Eché a correr pendiente abajo medio resbalando. Si caminaba despacio, afloraban a mi conciencia, una tras otra, como burbujas, esas imaginaciones desagradables, y el panorama me daba terror. Si las admitía, toda mi vida hasta hoy, mi vida entera, quedaba destruida de un plumazo.

Sentí una gota menuda en la mejilla. Alcé los ojos al cielo. Eran unos nubarrones negros que se echaban encima, deslizándose lentos, extendiendo sus tentáculos gigantescos en un cielo hasta entonces entoldado de gris. Poco a poco las gotas fueron aumentando y pronto se fue corriendo por toda la pradera una cortina de lluvia que recordaba las cuerdas de un arpa. Noté entonces que, a dos pasos de mí, quedaba un bosque negro, frondoso, y corrí a refugiarme en él. Se veían volar bandadas de pájaros como saetas disparadas, en busca también de refugio. La lluvia golpeaba las hojas de las encinas, y de aquí y allá llegaba un ruido como si esparcieran gravilla sobre un tejado. Tenía, pobre de mí, totalmente empapado de lluvia mi blusón de campesino, y las copas de los árboles, entre rociadas de lluvia plateada, se cimbreaban como algas marinas. Fue entonces, cuando entre el balanceo del ramaje, descubrí en la ladera que quedaba enfrente una cabaña en ruinas, medio hundida. Probablemente la habían construido los aldeanos, cuando venían aquí a cortar leña.

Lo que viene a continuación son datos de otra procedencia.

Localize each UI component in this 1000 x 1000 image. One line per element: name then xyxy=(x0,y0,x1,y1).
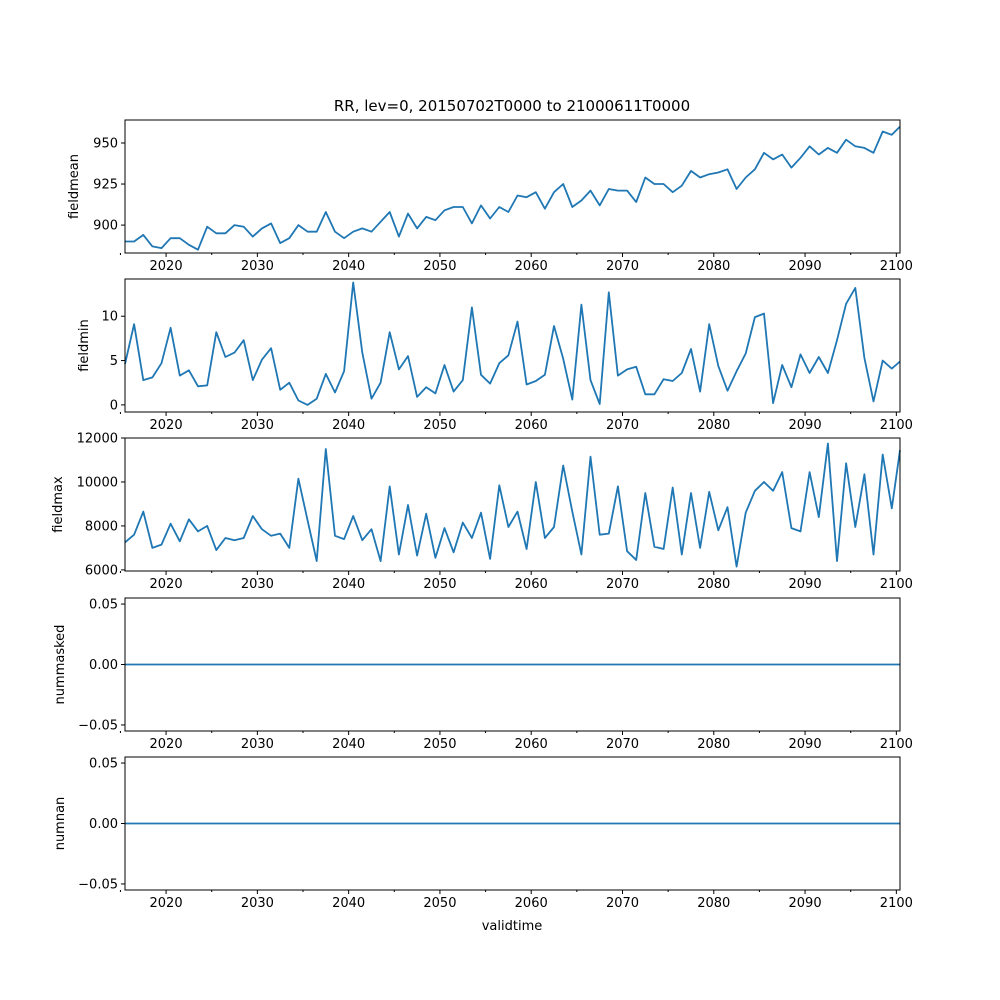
fieldmax-axes-frame xyxy=(124,437,901,572)
chart-title: RR, lev=0, 20150702T0000 to 21000611T000… xyxy=(334,97,690,115)
numnan-y-tick-label-1: 0.00 xyxy=(89,817,118,832)
nummasked-x-tick-label-2060: 2060 xyxy=(515,737,548,752)
numnan-x-tick-label-2040: 2040 xyxy=(332,896,365,911)
nummasked-x-tick-label-2080: 2080 xyxy=(697,737,730,752)
fieldmax-x-tick-label-2050: 2050 xyxy=(423,577,456,592)
fieldmax-y-tick-label-1: 8000 xyxy=(85,519,118,534)
fieldmean-y-axis-label: fieldmean xyxy=(67,154,82,219)
nummasked-x-tick-label-2020: 2020 xyxy=(150,737,183,752)
fieldmean-axes-frame xyxy=(124,119,901,254)
fieldmax-x-tick-label-2020: 2020 xyxy=(150,577,183,592)
fieldmean-x-tick-label-2100: 2100 xyxy=(880,259,913,274)
numnan-x-tick-label-2090: 2090 xyxy=(789,896,822,911)
numnan-x-tick-label-2100: 2100 xyxy=(880,896,913,911)
x-axis-label: validtime xyxy=(482,919,543,934)
fieldmax-x-tick-label-2080: 2080 xyxy=(697,577,730,592)
nummasked-x-tick-label-2040: 2040 xyxy=(332,737,365,752)
fieldmean-x-tick-label-2050: 2050 xyxy=(423,259,456,274)
nummasked-y-tick-label-1: 0.00 xyxy=(89,658,118,673)
fieldmax-y-tick-label-2: 10000 xyxy=(77,475,118,490)
fieldmin-x-tick-label-2050: 2050 xyxy=(423,418,456,433)
nummasked-x-tick-label-2050: 2050 xyxy=(423,737,456,752)
fieldmin-x-tick-label-2020: 2020 xyxy=(150,418,183,433)
panel-numnan: 2020 2030 2040 2050 2060 2070 2080 2090 2100 −0.0… xyxy=(53,756,913,911)
nummasked-y-tick-label-0: −0.05 xyxy=(78,718,118,733)
fieldmin-y-tick-label-0: 0 xyxy=(110,398,118,413)
numnan-x-tick-label-2070: 2070 xyxy=(606,896,639,911)
fieldmin-axes-frame xyxy=(124,278,901,413)
fieldmean-x-tick-label-2020: 2020 xyxy=(150,259,183,274)
nummasked-y-axis-label: nummasked xyxy=(53,625,68,705)
numnan-x-tick-label-2060: 2060 xyxy=(515,896,548,911)
panel-fieldmin: 2020 2030 2040 2050 2060 2070 2080 2090 2100 0 5 10… xyxy=(77,278,913,433)
fieldmax-x-tick-label-2090: 2090 xyxy=(789,577,822,592)
numnan-y-axis-label: numnan xyxy=(53,797,68,851)
numnan-x-tick-label-2050: 2050 xyxy=(423,896,456,911)
panel-fieldmax: 2020 2030 2040 2050 2060 2070 2080 2090 2100 6000… xyxy=(51,432,913,593)
fieldmean-line xyxy=(125,125,901,251)
fieldmin-x-tick-label-2100: 2100 xyxy=(880,418,913,433)
numnan-x-tick-label-2080: 2080 xyxy=(697,896,730,911)
nummasked-x-tick-label-2030: 2030 xyxy=(241,737,274,752)
numnan-y-tick-label-2: 0.05 xyxy=(89,757,118,772)
fieldmax-x-tick-label-2040: 2040 xyxy=(332,577,365,592)
fieldmax-line xyxy=(124,442,901,568)
fieldmax-y-axis-label: fieldmax xyxy=(51,476,66,533)
panel-fieldmean: 2020 2030 2040 2050 2060 2070 2080 2090 2100 900 9… xyxy=(67,119,913,274)
fieldmin-x-tick-label-2060: 2060 xyxy=(515,418,548,433)
fieldmin-x-tick-label-2070: 2070 xyxy=(606,418,639,433)
panels: 2020 2030 2040 2050 2060 2070 2080 2090 2100 900 9… xyxy=(51,119,913,911)
fieldmean-x-tick-label-2030: 2030 xyxy=(241,259,274,274)
fieldmean-y-tick-label-2: 950 xyxy=(93,136,118,151)
fieldmin-y-axis-label: fieldmin xyxy=(77,319,92,372)
fieldmean-x-tick-label-2040: 2040 xyxy=(332,259,365,274)
fieldmax-x-tick-label-2060: 2060 xyxy=(515,577,548,592)
numnan-y-tick-label-0: −0.05 xyxy=(78,877,118,892)
fieldmean-x-tick-label-2070: 2070 xyxy=(606,259,639,274)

El chaparrón cesó tan de repente como había venido. Se tiñó otra vez la pradera de un blanco pálido; los pájaros empezaron a desperezarse como si despertasen de un sueño. Se oída el ruido de los goterones cayendo de las hojas de las hayas. Enjugándome con la mano las gotas de lluvia que me resbalaban por la frente hasta los ojos, me fui acercando a la cabaña. Cuando puse el pie en ella, llegó a mi nariz un hedor insoportable. Al lado de la entrada se arremolinaban las moscas, que salieron huyendo de un excremento humano todavía reciente.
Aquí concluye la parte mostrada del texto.